Inducted in 2019
70th Anniversary of the end of the Berlin Airlift
Colonel Gail Seymour “Hal” Halvorsen, best known as the “Berlin Candy Bomber” or “Uncle Wiggly Wings”, gained fame for dropping candy to German children during the Berlin Airlift from 1948 to 1949. Colonel Halvorsen joined the United States Army Air Corp in 1942 after Pearl Harbor and trained on fighters with the Royal Air Force in Oklahoma, earning both his RAF and Army Air Corp wings. After the war, he was stationed in Mobile, AL when word came in that the Soviet Union had blockaded West Berlin. Arriving in Germany in July, 1948, Lieutenant Halvorsen’s role in the 15-month Berlin Airlift, labeled “Operation Vittles” was to fly three trips a day, mostly in C-54’s, from Rhein Main airbase to the blockaded city of Berlin.
One day while filming plane takeoffs and landings at Berlin’s Tempelhof airfield, Halvorsen “met about 30 children lined up behind one of the barbed-wire fences.” The children had nothing and asked for nothing. He decided on the spot to drop candy to these children the next day, telling them he would “wiggle his wings,” so they would know which airplane had the “goods.”

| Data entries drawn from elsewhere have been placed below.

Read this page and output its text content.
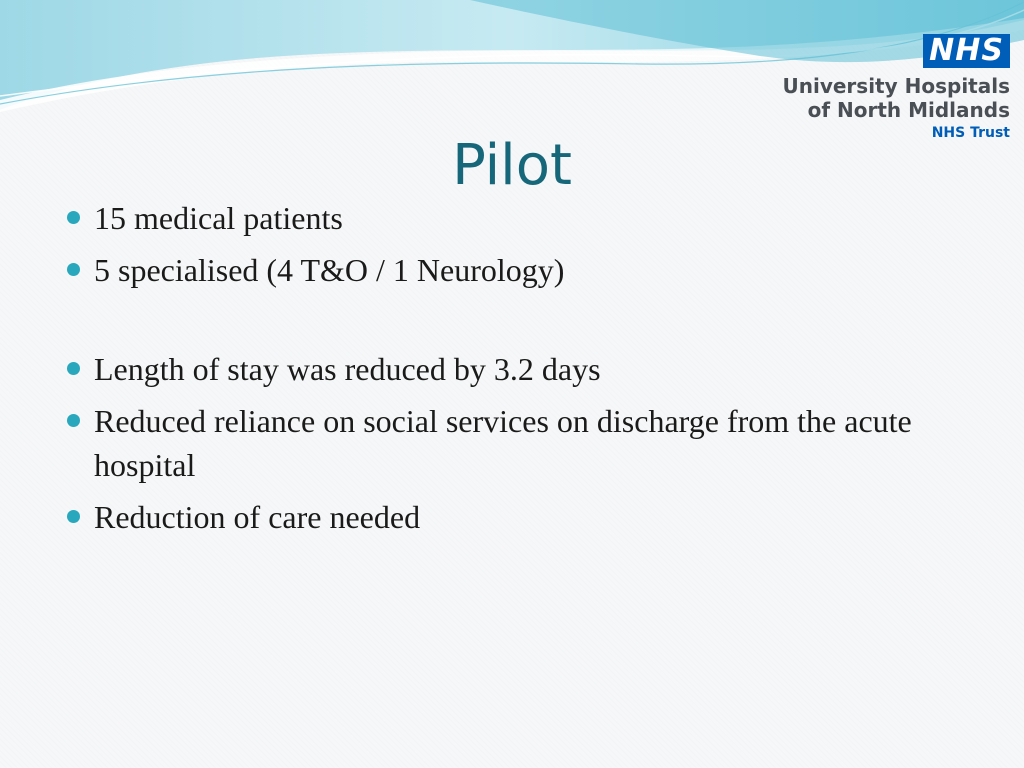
NHS
University Hospitals
of North Midlands
NHS Trust
Pilot
15 medical patients
5 specialised (4 T&O / 1 Neurology)
Length of stay was reduced by 3.2 days
Reduced reliance on social services on discharge from the acute hospital
Reduction of care needed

That night Halvorsen, his copilot, and his engineer pooled their candy rations for the next day’s drop. The accumulated candy was heavy, so Halvorsen made three parachutes out of handkerchiefs, tied them to the rations and dropped them to the children as he made the difficult landing in Berlin. In coming weeks, the project gained international attention and eventually over 23 tons of candy were dropped to the children and residents of Berlin. Dubbed “Operation Little Vittles” by the airlift commander, the candy drop raised the Berliners’ morale during the blockade. The never before attempted Berlin Airlift changed the future of air transport as well as the course of history in Europe after WWII, as former enemies became friends and Russian expansion was halted.
Col. Halvorsen retired from the Air Force in 1974, with over 8,000 flying hours. Since 1991 he has regularly flown the C-54 “Spirit of Freedom” with the Berlin Airlift Historical Foundation.